De mémoire d’Ovalie, la Coupe du monde de rugby France 2023 s’annonce historique. Et pas simplement parce que le XV de France, lequel ouvre le bal avec une affiche de rêve face à la Nouvelle-Zélande, figure parmi les favoris de la compétition programmée à domicile du 8 septembre au 28 octobre prochains. D’ores et déjà, la billetterie est un succès et les places ont trouvé presque intégralement preneur, y compris auprès d’un public international - Anglais, Australiens… - qui ne compte pas non plus passer à côté du moment. L’intérêt est là : d’après un sondage Odoxa pour Meta révélé fin août, 58 % des Français entendent suivre ce Mondial, soit près de 20 points de plus que l’édition précédente. « Cela va être l’événement de l’année en sport pour les Français, exceptionnel pour trois raisons : la compétitivité de l’Équipe de France, la localisation de l’événement - à l’image de l’Euro 2016 ou de la Coupe du monde 1998 en football, un événement organisé en France est toujours exceptionnel -, et enfin, l’envie de partage, de joie, dans un contexte pas facile socialement et économiquement », dessine François Pellissier, directeur général adjoint business et sports de TF1, diffuseur officiel de la compétition.
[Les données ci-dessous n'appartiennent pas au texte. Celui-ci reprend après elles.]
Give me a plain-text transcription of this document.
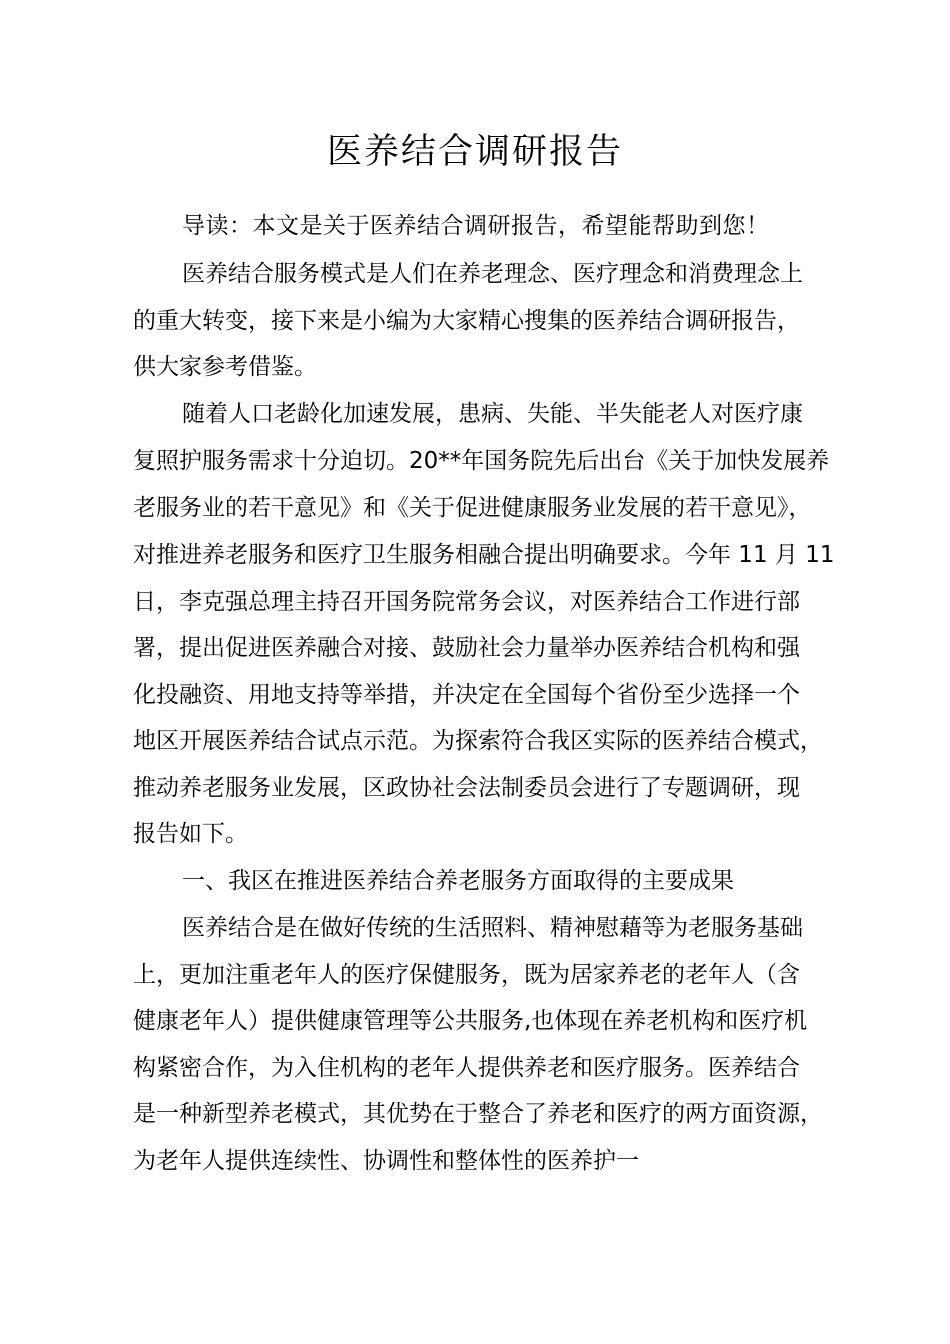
医养结合调研报告

导读：本文是关于医养结合调研报告，希望能帮助到您！

医养结合服务模式是人们在养老理念、医疗理念和消费理念上

的重大转变，接下来是小编为大家精心搜集的医养结合调研报告，

供大家参考借鉴。

随着人口老龄化加速发展，患病、失能、半失能老人对医疗康

复照护服务需求十分迫切。20**年国务院先后出台《关于加快发展养

老服务业的若干意见》和《关于促进健康服务业发展的若干意见》，

对推进养老服务和医疗卫生服务相融合提出明确要求。今年 11 月 11

日，李克强总理主持召开国务院常务会议，对医养结合工作进行部

署，提出促进医养融合对接、鼓励社会力量举办医养结合机构和强

化投融资、用地支持等举措，并决定在全国每个省份至少选择一个

地区开展医养结合试点示范。为探索符合我区实际的医养结合模式，

推动养老服务业发展，区政协社会法制委员会进行了专题调研，现

报告如下。

一、我区在推进医养结合养老服务方面取得的主要成果

医养结合是在做好传统的生活照料、精神慰藉等为老服务基础

上，更加注重老年人的医疗保健服务，既为居家养老的老年人（含

健康老年人）提供健康管理等公共服务,也体现在养老机构和医疗机

构紧密合作，为入住机构的老年人提供养老和医疗服务。医养结合

是一种新型养老模式，其优势在于整合了养老和医疗的两方面资源，

为老年人提供连续性、协调性和整体性的医养护一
Dans le sillage des hommes du sélectionneur Fabien Galthié, portés par une ferveur populaire massive dans leur quête du Graal, marques, médias, agences et autres acteurs de l’événement se mettent au diapason avec des investissements et des dispositifs à la hauteur des enjeux. De multiples records devraient ainsi être battus, signe que le rugby est en passe de basculer dans une autre dimension.
Premier concerné par ces enjeux record, le secteur des médias se prépare à un tourbillon deux mois durant. À commencer par TF1, diffuseur de tous les Mondiaux sauf un depuis 1987, qui en proposera les meilleures affiches. Le groupe sort l’artillerie lourde, aussi bien côté éditorial, avec un dispositif à la hauteur (lire encadré), que commercial, avec des offres en publicité, sponsoring et digital qui n’auraient pas eu de mal à séduire. Les matchs se déroulent dans notre fuseau horaire, pour beaucoup en fin de journée ou en soirée, à une période - finie la vadrouille estivale - où les gens sont chez eux. Idéal pour les annonceurs. À titre d’exemple, un spot à la mi-temps du match d’ouverture est proposé entre 270 000 et 290 000 euros.
De fait, l’on peut s’attendre à de fortes audiences, d’ores et déjà promises, pour les meilleurs matchs, à figurer sauf surprise dans le top 10 de l’année 2023. Des audiences à deux chiffres sont espérées pour le match d’ouverture aux allures de finale et celles-ci pourraient augmenter au fil de la progression de la France dans la compétition. Pour comparaison, 12,5 millions de téléspectateurs en moyenne avaient regardé les matchs en prime time en 2007, année où l’Hexagone avait accueilli l’événement. Pour revenir à 2023, les matchs de préparation, joués durant l’été, ont rassemblé entre 3,7 et 5,8 millions de personnes en moyenne. Autre chiffre, la finale des Six Nations 2022, ayant vu la France gagner face à l’Angleterre, a été suivie par 8,9 millions de personnes sur France Télévisions.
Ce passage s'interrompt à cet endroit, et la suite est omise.